Senator Maria Cantwell (D-WA) is pushing the Yakima River Basin Water Enhancement Project Phase III Act, which provides an integrated approach to addressing water management in Washington’s Yakima Basin. As the Yakima Basin faces continued drought and climate impacts, the federal government has a responsibility to act now to prevent future impacts and costs in meeting its legal responsibilities in the basin.

This summer California Rep. David Valadao (R-CA-21) and 25 bipartisan co-sponsors — including Newhouse and Rep. Scott Tipton (R-CO-3) — introduced HR 2898, a drought relief bill that would benefit Washington, as well as California and our other Western states. It passed in the House, but was coldly received by the Senate, even though many knew that California senator Dianne Feinstein contributed to its provisions.

California Senators Feinstein and Barbara Boxer responded with an alternative, a bill that would grab $1.3 billion in federal funds for California; 12 environmental activist groups helped Feinstein and Boxer draft their measure.

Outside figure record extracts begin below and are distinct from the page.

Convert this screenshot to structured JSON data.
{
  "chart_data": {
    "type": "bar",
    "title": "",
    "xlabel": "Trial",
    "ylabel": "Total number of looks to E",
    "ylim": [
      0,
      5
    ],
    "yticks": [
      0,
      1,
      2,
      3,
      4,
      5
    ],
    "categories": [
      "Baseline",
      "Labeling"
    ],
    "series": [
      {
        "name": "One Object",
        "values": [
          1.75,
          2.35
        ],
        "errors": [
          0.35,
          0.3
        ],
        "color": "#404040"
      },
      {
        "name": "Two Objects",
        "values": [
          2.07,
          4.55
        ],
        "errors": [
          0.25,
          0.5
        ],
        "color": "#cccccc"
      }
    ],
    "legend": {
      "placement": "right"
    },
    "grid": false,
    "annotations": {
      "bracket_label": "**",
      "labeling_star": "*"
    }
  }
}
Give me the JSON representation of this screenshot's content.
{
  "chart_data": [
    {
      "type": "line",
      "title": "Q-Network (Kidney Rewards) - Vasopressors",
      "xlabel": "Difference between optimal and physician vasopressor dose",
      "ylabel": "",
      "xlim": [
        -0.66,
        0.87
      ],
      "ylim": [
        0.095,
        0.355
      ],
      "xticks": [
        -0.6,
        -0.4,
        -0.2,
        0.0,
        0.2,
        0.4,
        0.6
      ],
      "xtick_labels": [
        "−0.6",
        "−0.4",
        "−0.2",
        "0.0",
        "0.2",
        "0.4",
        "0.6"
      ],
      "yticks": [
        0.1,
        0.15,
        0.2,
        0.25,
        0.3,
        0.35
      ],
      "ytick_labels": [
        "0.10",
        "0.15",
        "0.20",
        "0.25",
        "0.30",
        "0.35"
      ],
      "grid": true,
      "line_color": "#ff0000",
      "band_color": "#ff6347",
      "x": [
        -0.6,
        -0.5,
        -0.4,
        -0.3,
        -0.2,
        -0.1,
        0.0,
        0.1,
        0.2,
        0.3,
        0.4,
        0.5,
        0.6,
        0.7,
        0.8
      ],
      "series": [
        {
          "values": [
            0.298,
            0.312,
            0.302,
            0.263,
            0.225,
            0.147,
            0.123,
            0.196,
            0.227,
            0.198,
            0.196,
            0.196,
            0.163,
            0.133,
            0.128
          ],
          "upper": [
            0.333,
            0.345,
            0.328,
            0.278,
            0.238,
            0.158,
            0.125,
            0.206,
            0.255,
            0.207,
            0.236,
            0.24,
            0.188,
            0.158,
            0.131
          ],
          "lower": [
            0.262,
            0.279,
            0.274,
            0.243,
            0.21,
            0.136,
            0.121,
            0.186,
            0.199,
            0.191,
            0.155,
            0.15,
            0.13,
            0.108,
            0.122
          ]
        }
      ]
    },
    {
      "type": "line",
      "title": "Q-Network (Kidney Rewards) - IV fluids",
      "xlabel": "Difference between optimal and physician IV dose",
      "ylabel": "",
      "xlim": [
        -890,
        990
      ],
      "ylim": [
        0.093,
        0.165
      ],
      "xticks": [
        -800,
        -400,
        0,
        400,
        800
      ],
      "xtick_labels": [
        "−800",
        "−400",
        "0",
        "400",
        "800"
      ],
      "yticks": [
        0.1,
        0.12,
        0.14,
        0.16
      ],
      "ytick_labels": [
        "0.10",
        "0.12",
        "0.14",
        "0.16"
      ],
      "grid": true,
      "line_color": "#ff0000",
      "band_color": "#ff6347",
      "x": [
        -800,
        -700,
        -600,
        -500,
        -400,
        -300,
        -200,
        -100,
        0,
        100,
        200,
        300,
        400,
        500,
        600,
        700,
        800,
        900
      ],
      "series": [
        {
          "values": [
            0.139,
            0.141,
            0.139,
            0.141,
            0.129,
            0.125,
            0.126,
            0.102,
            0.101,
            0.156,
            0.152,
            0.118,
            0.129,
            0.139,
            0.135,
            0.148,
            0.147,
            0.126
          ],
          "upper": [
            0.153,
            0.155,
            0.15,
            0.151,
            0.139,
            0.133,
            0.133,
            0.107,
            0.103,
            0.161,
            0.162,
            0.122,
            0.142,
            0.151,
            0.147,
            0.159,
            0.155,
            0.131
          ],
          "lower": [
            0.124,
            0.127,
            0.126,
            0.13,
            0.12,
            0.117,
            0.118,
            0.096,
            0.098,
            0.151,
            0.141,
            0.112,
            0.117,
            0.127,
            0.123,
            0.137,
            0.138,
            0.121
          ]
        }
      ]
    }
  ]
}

While these senators command respect, their bill would do little for Washington and other Western states. Rather, it would simply help expand California’s environmental mandates to our state and many others.

We need much more than that.

By some estimates more than 93 million Americans are now impacted by the Western drought. At least twelve western states are falling victim to drought conditions and receiving USDA drought relief: Arizona, California, Colorado, Idaho, Kansas, Nevada, New Mexico, Oklahoma, Oregon, Texas, Utah and Washington. The impact of the drought ripples across the nation, which has a vested interest in food prices, the security of our food supply and the economy at large.

With over 92% of all federally owned lands located in the West, Americans are growing concerned about impacts on national parks and national forests. After all, issues concerning water, air and other natural resources cross state lines from coast to coast.

The U.S. House of Representatives’ response was to sensibly bundle its Western States package of measures into a comprehensive regional plan to address drought rather than dedicate federal funds to a single state’s crisis. A comprehensive package solves many states’ problems rather than dealing with them piecemeal.

As important as California is, and despite its historic drought crisis, a California-centric approach is myopic and unfair. The federal government must take ownership and responsibility for untangling the unwieldy web of local, state and federal government regulations that control the West’s water.

The drought is regional; it’s bigger than California and any fix should address the needs of the West, not just one state. Senators Feinstein and Boxer know that. The sooner congressional delegations across the West all band together and start treating the water crisis as an American issue of national importance, it helps our state of Washington, the West, and the nation — and that includes California.